Matthew K. Wynia, MD, MPH, FACP, Director, The Institute for Ethics at the American Medical Association has provided me and other subscribers to a bioethics listserv the following policy, developed and recommended by American Medical Association (AMA) Council on Ethical and Judicial Affairs and which was adopted yesterday by the American Medical Association, regarding physicians and interrogation. The AMA now has officially taken a stand, which is similar to that of the World Medical Association and the American Psychiatric Association. ..Maurice.
For this report, we define interrogation as questioning related to law
enforcement or to military and national security intelligence gathering,
designed to prevent harm or danger to individuals, the public, or national
security.
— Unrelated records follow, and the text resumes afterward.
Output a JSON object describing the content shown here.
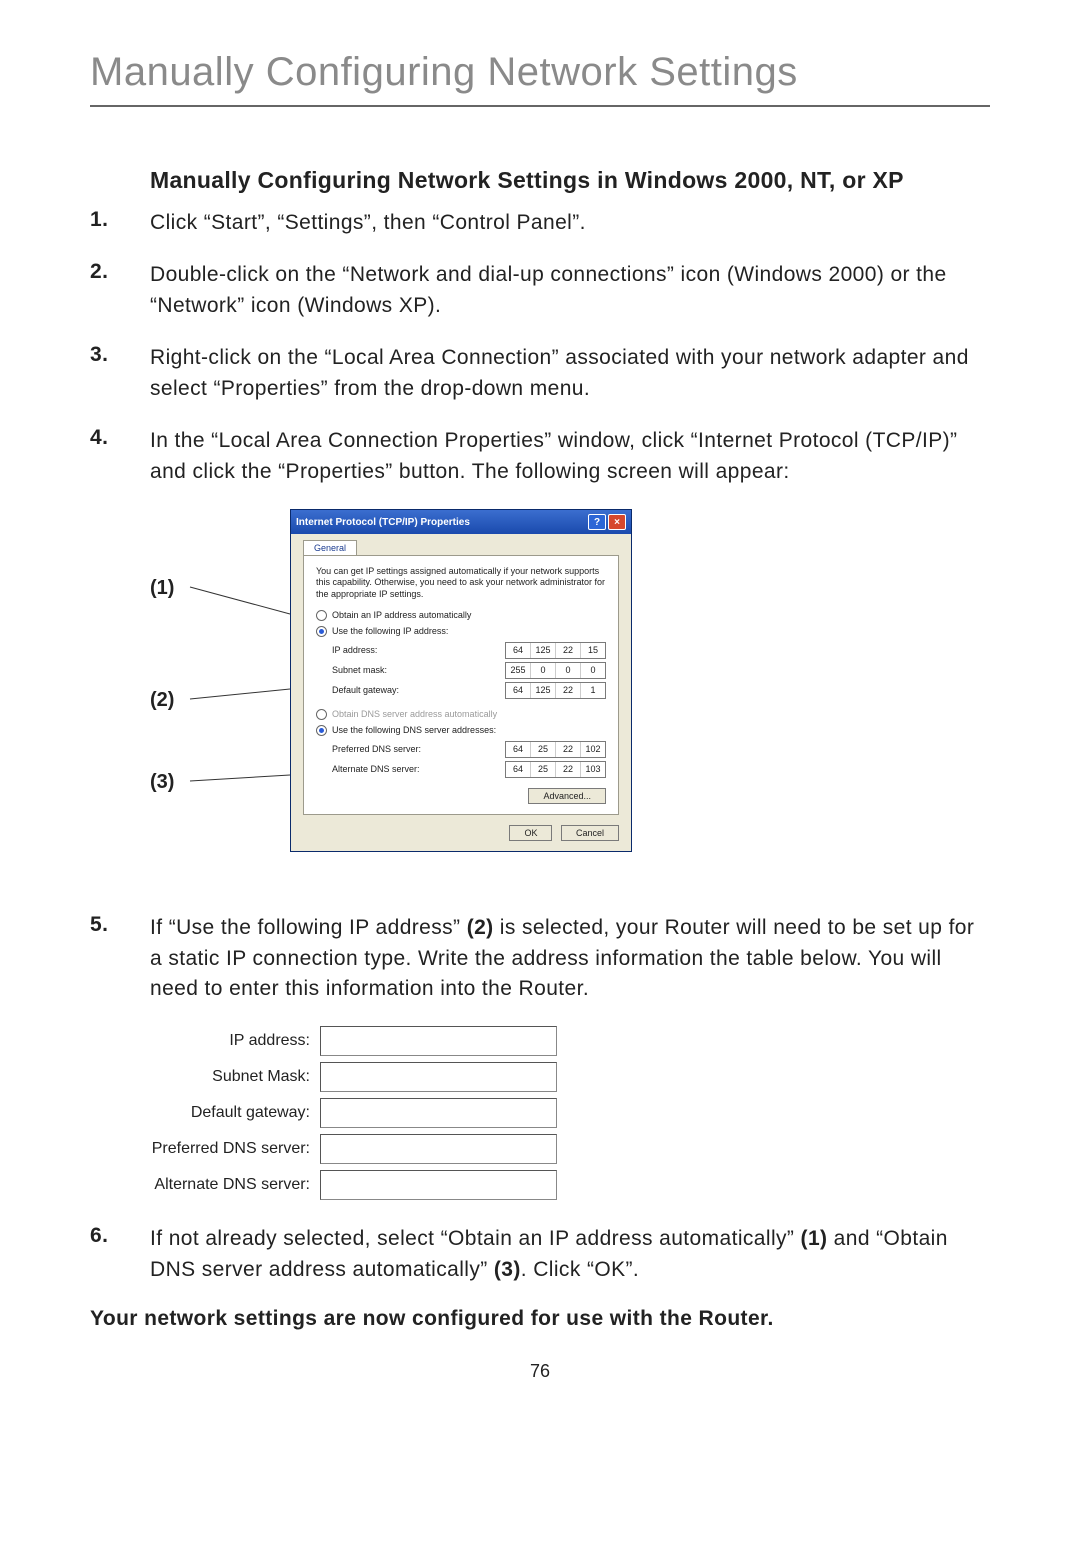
{
  "page_title": "Manually Configuring Network Settings",
  "section_title": "Manually Configuring Network Settings in Windows 2000, NT, or XP",
  "steps": {
    "s1": {
      "num": "1.",
      "text": "Click “Start”, “Settings”, then “Control Panel”."
    },
    "s2": {
      "num": "2.",
      "text": "Double-click on the “Network and dial-up connections” icon (Windows 2000) or the “Network” icon (Windows XP)."
    },
    "s3": {
      "num": "3.",
      "text": "Right-click on the “Local Area Connection” associated with your network adapter and select “Properties” from the drop-down menu."
    },
    "s4": {
      "num": "4.",
      "text": "In the “Local Area Connection Properties” window, click “Internet Protocol (TCP/IP)” and click the “Properties” button. The following screen will appear:"
    },
    "s5": {
      "num": "5.",
      "pre": "If “Use the following IP address” ",
      "ref": "(2)",
      "post": " is selected, your Router will need to be set up for a static IP connection type. Write the address information the table below. You will need to enter this information into the Router."
    },
    "s6": {
      "num": "6.",
      "a": "If not already selected, select “Obtain an IP address automatically” ",
      "r1": "(1)",
      "b": " and “Obtain DNS server address automatically” ",
      "r2": "(3)",
      "c": ". Click “OK”."
    }
  },
  "closing": "Your network settings are now configured for use with the Router.",
  "page_number": "76",
  "callout_labels": {
    "c1": "(1)",
    "c2": "(2)",
    "c3": "(3)"
  },
  "dialog": {
    "title": "Internet Protocol (TCP/IP) Properties",
    "tab": "General",
    "info": "You can get IP settings assigned automatically if your network supports this capability. Otherwise, you need to ask your network administrator for the appropriate IP settings.",
    "radio_auto_ip": "Obtain an IP address automatically",
    "radio_use_ip": "Use the following IP address:",
    "ip_address_lbl": "IP address:",
    "ip_address": [
      "64",
      "125",
      "22",
      "15"
    ],
    "subnet_lbl": "Subnet mask:",
    "subnet": [
      "255",
      "0",
      "0",
      "0"
    ],
    "gateway_lbl": "Default gateway:",
    "gateway": [
      "64",
      "125",
      "22",
      "1"
    ],
    "radio_auto_dns": "Obtain DNS server address automatically",
    "radio_use_dns": "Use the following DNS server addresses:",
    "pref_dns_lbl": "Preferred DNS server:",
    "pref_dns": [
      "64",
      "25",
      "22",
      "102"
    ],
    "alt_dns_lbl": "Alternate DNS server:",
    "alt_dns": [
      "64",
      "25",
      "22",
      "103"
    ],
    "advanced": "Advanced...",
    "ok": "OK",
    "cancel": "Cancel"
  },
  "blank_table": {
    "ip": "IP address:",
    "subnet": "Subnet Mask:",
    "gateway": "Default gateway:",
    "pref": "Preferred DNS server:",
    "alt": "Alternate DNS server:"
  }
}
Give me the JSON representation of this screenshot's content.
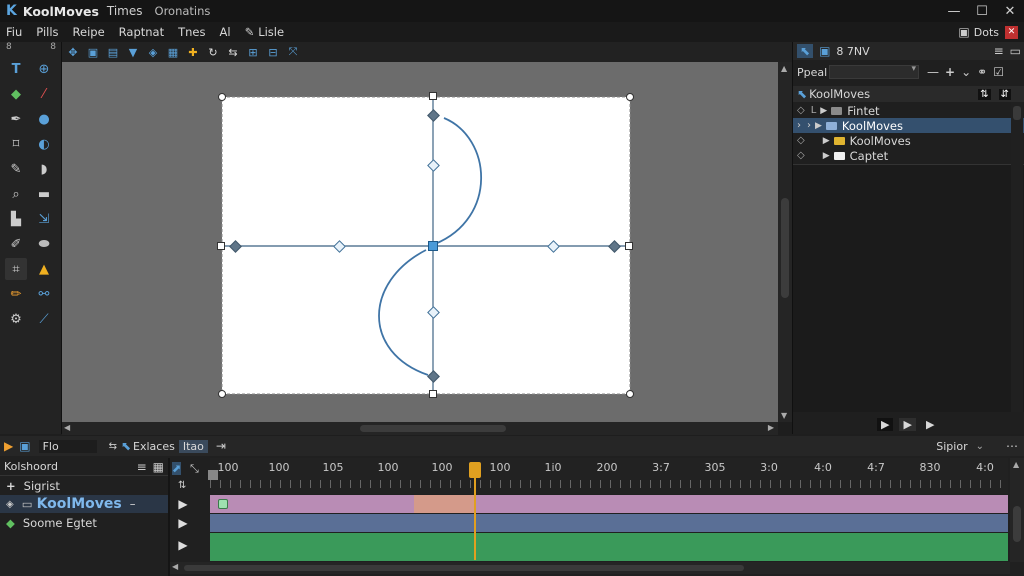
{
  "app": {
    "logo_text": "K",
    "title": "KoolMoves",
    "title_extra": "Times",
    "title_extra2": "Oronatins",
    "menu": [
      "Fiu",
      "Pills",
      "Reipe",
      "Raptnat",
      "Tnes",
      "Al",
      "Lisle"
    ],
    "menu_icon": "pencil-icon"
  },
  "window_controls": {
    "minimize": "—",
    "maximize": "☐",
    "close": "✕",
    "dots_label": "Dots"
  },
  "toolbox": {
    "header_left": "8",
    "header_right": "8",
    "tools": [
      "text-tool-icon",
      "plus-circle-icon",
      "paint-bucket-icon",
      "pipette-icon",
      "pen-icon",
      "ellipse-icon",
      "lasso-icon",
      "oval-icon",
      "brush-icon",
      "shape-icon",
      "zoom-icon",
      "box-icon",
      "select-icon",
      "transform-icon",
      "eraser-icon",
      "sphere-icon",
      "node-icon",
      "bell-icon",
      "pencil-icon",
      "link-icon",
      "gear-icon",
      "line-icon"
    ]
  },
  "right_panel": {
    "tabs_label": "8 7NV",
    "search_label": "Ppeal",
    "tree_title": "KoolMoves",
    "tree": [
      {
        "label": "Fintet",
        "color": "#8a8a8a",
        "selected": false
      },
      {
        "label": "KoolMoves",
        "color": "#8fb0d8",
        "selected": true
      },
      {
        "label": "KoolMoves",
        "color": "#e0b430",
        "selected": false
      },
      {
        "label": "Captet",
        "color": "#f0f0f0",
        "selected": false
      }
    ],
    "play_buttons": [
      "▶",
      "▶",
      "▶"
    ]
  },
  "timeline": {
    "header": {
      "file_label": "Flo",
      "tab1": "Exlaces",
      "tab2": "Itao",
      "right_label": "Sipior"
    },
    "layers_title": "Kolshoord",
    "layers": [
      {
        "label": "Sigrist",
        "icon": "plus-icon"
      },
      {
        "label": "KoolMoves",
        "icon": "eye-icon",
        "bold": true
      },
      {
        "label": "Soome  Egtet",
        "icon": "diamond-icon"
      }
    ],
    "ruler": [
      "100",
      "100",
      "105",
      "100",
      "100",
      "100",
      "1i0",
      "200",
      "3:7",
      "305",
      "3:0",
      "4:0",
      "4:7",
      "830",
      "4:0"
    ],
    "playhead_frame": 100
  },
  "colors": {
    "accent": "#4a90d0",
    "track_pink": "#b98cb5",
    "track_blue": "#5a6f96",
    "track_green": "#3a9a5a",
    "playhead": "#e0a020"
  }
}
Interrogations are distinct from questioning used by physicians to
assess the physical or mental condition of an individual. To be appropriate,
interrogations must avoid the use of coercion-that is, threatening or causing
harm through physical injury or mental suffering. We define a "detainee" as a
criminal suspect, prisoner of war, or any other individual who is being held
involuntarily by legitimate authorities.
Physicians who engage in any activity that relies on their medical knowledge and
skills must continue to uphold ethical principles. Questions about the
propriety of physician participation in interrogations and in the development of
interrogation strategies may be addressed by balancing obligations to
individuals with obligations to protect third parties and the public. The
further removed the physician is from direct involvement with a detainee, the
more justifiable is a role serving the public interest. Applying this general
approach, physician involvement with interrogations during law enforcement or
intelligence gathering should be guided by the following:
(1) Physicians may perform physical and mental assessments of detainees to
determine the need for and to provide medical care. When so doing, physicians
must disclose to the detainee the extent to which others have access to
information included in medical records. Treatment must never be conditional on
a patient's participation in an interrogation.
(2) Physicians must neither conduct nor directly participate in an
interrogation, because a role as physician-interrogator undermines the
physician's role as healer and thereby erodes trust in the individual
physician-interrogator and in the medical profession.
(3) Physicians must not monitor interrogations with the intention of intervening
in the process, because this constitutes direct participation in interrogation.
(4) Physicians may participate in developing effective interrogation strategies
for general training purposes. These strategies must not threaten or cause
physical injury or mental suffering and must be humane and respect the rights of
(5) When physicians have reason to believe that interrogations are coercive,
they must report their observations to the appropriate authorities. If
authorities are aware of coercive interrogations but have not intervened,
physicians are ethically obligated to report the offenses to independent
authorities that have the power to investigate or adjudicate such allegations.